= Mohamed Bechri =

Tunisian economist

Mohamed Bechri is a professor of economics at the University of Sousse, Tunisia. He holds a Ph.D. in Economics from the University of Southern California.

==Human rights activism==

He is a human rights activist and former chair of the Tunisian section of Amnesty International. Human Rights Watch cites him in its report on the repression of human rights in Tunisia.

==Statements==

He is quoted as blaming the Arab silence of Darfur genocide as part of the "twin fascisms" that dominate the Middle East: Islamism and Pan-Arabism. The former pertains to the rejection of the legitimacy of any non-Muslim group within what is perceived as the Arab's proper domain whereas the latter holds the same view - this time - towards any non-Arab group.
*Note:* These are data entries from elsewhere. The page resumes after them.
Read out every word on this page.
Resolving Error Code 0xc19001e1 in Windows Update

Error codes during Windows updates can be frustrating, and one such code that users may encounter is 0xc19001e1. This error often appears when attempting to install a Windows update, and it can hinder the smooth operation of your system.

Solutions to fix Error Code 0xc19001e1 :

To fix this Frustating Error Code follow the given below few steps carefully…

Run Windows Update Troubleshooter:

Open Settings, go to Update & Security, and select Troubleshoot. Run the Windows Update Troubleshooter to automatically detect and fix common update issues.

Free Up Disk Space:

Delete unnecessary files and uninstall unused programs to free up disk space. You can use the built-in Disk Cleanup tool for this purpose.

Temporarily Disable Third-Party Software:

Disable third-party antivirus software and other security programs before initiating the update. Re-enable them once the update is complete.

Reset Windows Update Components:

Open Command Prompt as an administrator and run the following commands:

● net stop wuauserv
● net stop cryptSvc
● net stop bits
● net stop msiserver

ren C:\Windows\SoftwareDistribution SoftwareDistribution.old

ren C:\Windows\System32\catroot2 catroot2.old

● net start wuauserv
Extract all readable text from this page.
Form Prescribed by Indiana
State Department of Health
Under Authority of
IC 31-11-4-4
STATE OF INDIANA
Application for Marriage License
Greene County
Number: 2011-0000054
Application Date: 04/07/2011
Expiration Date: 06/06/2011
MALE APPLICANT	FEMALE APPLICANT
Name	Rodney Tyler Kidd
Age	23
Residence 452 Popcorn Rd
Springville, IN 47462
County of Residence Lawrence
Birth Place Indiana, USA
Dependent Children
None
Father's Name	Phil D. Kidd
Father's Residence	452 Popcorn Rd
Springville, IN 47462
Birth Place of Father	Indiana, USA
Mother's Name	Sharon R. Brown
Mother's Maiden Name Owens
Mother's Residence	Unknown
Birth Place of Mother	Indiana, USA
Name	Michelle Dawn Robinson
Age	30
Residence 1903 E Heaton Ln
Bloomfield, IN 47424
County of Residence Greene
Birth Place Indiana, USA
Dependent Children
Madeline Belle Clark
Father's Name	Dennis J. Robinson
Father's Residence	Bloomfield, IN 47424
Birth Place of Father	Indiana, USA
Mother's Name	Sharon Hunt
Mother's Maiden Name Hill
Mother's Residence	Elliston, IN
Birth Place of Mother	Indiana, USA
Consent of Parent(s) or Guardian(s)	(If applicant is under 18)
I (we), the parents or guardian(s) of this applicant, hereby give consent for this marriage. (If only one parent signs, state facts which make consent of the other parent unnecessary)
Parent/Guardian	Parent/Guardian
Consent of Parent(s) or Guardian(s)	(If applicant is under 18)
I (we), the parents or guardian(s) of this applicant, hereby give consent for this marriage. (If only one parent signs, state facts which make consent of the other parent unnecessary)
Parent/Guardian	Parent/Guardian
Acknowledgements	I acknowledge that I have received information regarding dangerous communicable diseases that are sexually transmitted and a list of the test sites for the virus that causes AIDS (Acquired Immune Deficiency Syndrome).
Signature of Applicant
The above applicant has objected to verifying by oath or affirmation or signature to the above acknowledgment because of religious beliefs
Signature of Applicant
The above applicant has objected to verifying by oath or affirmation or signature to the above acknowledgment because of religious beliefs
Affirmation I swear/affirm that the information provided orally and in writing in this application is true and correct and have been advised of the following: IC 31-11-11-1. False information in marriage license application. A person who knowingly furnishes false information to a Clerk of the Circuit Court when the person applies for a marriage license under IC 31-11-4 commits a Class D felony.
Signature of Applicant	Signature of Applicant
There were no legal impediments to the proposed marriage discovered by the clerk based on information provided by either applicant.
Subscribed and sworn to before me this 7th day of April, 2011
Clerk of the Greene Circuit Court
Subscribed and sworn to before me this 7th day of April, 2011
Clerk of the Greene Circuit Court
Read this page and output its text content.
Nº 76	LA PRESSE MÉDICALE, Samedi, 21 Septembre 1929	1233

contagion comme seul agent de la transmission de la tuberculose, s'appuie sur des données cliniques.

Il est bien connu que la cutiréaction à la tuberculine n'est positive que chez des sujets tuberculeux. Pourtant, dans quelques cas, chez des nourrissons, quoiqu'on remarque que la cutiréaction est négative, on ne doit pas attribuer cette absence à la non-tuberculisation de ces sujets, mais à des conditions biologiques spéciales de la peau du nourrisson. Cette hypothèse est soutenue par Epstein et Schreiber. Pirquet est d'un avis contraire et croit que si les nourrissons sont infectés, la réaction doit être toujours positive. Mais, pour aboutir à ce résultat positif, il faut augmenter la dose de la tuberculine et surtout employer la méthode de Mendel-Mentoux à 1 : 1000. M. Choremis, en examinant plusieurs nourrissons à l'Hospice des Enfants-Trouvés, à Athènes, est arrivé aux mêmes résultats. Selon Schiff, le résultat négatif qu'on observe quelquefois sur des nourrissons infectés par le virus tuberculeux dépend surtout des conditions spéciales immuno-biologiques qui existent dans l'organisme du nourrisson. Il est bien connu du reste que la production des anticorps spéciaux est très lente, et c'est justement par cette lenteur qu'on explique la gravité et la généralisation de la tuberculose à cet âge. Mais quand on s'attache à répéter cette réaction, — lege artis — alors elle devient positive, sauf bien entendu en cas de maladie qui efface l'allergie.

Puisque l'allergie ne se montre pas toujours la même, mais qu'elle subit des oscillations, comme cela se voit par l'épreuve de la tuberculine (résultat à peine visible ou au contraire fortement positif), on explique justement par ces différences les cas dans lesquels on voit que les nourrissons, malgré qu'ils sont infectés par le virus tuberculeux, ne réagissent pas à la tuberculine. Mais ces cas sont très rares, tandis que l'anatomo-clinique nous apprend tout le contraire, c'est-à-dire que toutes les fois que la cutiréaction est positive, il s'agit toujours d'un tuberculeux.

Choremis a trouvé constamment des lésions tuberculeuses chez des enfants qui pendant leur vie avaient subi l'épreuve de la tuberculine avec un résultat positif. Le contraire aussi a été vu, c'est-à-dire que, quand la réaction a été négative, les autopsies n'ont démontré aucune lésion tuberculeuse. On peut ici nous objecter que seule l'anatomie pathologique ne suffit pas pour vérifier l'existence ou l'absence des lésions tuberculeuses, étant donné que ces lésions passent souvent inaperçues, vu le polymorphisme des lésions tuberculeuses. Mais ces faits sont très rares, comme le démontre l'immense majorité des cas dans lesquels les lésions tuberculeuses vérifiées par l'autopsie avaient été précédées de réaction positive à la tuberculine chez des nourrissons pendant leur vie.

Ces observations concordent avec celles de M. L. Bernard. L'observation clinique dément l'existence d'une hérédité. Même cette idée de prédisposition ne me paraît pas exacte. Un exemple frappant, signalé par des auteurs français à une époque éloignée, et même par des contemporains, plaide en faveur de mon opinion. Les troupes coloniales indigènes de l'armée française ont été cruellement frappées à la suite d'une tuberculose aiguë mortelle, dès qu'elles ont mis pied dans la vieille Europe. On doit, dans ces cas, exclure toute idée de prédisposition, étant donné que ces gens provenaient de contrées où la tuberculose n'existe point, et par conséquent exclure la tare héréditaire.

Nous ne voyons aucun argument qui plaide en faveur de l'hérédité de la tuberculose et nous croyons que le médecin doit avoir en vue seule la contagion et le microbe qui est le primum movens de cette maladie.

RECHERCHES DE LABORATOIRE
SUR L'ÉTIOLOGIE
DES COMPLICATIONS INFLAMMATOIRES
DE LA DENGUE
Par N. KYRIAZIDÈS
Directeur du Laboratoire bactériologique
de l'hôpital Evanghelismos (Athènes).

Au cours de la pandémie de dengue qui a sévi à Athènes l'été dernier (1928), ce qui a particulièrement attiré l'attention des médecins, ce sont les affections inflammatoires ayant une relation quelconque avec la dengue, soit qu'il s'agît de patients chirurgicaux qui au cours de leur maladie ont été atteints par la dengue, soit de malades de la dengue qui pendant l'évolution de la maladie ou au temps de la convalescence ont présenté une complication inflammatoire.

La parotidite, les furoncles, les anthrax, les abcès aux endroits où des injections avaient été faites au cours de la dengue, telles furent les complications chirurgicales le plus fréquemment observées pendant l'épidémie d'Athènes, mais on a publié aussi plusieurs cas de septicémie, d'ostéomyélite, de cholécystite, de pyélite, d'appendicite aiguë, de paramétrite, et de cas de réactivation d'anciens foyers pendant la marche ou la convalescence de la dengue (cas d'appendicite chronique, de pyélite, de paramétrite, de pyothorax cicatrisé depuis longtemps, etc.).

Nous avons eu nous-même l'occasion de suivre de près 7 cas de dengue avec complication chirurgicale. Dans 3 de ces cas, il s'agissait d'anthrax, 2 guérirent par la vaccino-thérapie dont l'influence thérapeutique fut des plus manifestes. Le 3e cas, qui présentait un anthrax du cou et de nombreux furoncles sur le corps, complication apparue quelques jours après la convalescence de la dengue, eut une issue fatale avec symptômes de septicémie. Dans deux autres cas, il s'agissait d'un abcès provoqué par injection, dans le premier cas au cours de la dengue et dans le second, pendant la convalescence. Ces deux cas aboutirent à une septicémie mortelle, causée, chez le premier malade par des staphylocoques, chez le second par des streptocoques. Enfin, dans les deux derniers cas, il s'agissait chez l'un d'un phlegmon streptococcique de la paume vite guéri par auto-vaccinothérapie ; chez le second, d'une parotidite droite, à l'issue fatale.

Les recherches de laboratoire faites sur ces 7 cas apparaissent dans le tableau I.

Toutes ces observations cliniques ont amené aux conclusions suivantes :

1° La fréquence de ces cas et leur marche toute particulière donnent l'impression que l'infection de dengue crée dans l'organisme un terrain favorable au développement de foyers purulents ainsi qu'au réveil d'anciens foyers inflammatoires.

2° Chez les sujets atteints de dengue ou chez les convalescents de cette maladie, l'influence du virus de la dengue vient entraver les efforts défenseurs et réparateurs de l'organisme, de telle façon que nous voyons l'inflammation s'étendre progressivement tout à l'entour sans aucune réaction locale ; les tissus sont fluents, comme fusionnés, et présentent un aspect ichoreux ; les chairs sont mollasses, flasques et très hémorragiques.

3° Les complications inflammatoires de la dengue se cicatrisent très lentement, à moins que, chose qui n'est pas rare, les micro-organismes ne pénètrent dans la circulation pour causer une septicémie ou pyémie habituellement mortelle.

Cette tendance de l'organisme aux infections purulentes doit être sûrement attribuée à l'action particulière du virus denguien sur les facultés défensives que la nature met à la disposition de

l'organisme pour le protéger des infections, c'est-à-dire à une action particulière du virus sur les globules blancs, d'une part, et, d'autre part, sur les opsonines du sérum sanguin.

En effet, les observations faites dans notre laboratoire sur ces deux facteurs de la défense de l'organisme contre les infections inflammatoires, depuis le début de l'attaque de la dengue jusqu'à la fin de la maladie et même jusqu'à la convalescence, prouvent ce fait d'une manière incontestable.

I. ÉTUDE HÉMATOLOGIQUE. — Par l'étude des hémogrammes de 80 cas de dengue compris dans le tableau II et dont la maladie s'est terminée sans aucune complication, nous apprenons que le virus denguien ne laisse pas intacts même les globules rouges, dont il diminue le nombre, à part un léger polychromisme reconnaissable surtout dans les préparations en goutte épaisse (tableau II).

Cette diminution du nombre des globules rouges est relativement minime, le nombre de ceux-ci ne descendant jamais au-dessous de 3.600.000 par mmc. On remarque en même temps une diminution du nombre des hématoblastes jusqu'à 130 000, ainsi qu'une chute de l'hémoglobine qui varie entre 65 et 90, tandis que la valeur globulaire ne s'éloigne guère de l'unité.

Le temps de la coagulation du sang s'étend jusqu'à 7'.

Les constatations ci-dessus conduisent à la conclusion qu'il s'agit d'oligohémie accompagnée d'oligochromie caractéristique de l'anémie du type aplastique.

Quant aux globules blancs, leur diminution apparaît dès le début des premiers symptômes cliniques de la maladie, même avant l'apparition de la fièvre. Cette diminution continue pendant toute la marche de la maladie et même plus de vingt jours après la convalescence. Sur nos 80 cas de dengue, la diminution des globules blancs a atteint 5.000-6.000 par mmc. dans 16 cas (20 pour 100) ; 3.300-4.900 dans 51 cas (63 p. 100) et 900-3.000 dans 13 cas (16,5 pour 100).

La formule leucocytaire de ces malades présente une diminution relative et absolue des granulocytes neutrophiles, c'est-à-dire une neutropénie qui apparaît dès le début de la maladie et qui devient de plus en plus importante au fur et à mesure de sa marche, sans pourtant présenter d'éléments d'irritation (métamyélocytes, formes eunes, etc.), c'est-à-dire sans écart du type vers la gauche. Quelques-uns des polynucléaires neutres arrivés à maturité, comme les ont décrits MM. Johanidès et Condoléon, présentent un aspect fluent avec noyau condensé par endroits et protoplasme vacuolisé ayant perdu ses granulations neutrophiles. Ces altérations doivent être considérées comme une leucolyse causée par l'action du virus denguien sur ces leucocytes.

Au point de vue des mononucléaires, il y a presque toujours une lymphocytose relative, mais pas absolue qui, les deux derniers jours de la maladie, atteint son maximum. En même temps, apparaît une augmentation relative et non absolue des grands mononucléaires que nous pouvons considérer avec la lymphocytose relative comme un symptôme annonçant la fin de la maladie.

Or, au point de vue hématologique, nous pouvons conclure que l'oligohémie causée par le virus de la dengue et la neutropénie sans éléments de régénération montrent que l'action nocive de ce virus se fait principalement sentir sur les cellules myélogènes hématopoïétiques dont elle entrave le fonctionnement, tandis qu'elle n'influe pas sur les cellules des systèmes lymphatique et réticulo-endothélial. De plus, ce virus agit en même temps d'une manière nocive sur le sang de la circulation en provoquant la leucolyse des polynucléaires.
According to Bechri, these developments gave rise to a condition where all minorities living within the Arab world are under siege, particularly underscoring the impact of Islamism as "the mother of all big lies'. He also lodged strong criticism of the West, noting that the level of freedom found in its societies gave Islamist terror masters ample opportunity to mount an effective propaganda machine. considering all these factors, Bechri stressed that only Arab/Muslim secular forces can effectively undermine Islamism.

==Persecution==

Bechri often experienced persecution due to his human rights initiatives in Tunisia. In 2000, for example, he was part of a group, which were assaulted and threatened by police officers in Tunis. Bechri was a coordinator of the National Committee to Defend Moncef Marzouki, who was dismissed from his post due to his human rights activities. Together with fellow activists and a gaggle of journalists including Omar Mestiri, editor of the opposition online newspaper Kalima, they proceeded to the ministry of public health to deliver a petition requesting for Marzouki's reinstatement. They were, however, blocked by the police when they reached the building's entrance. When Mestiri resisted, he was beaten by the police before being apprehended and released fifty kilometers away from the location. Reporters Without Borders and Mohammed Bechri, both human rights activists, confirmed this incident.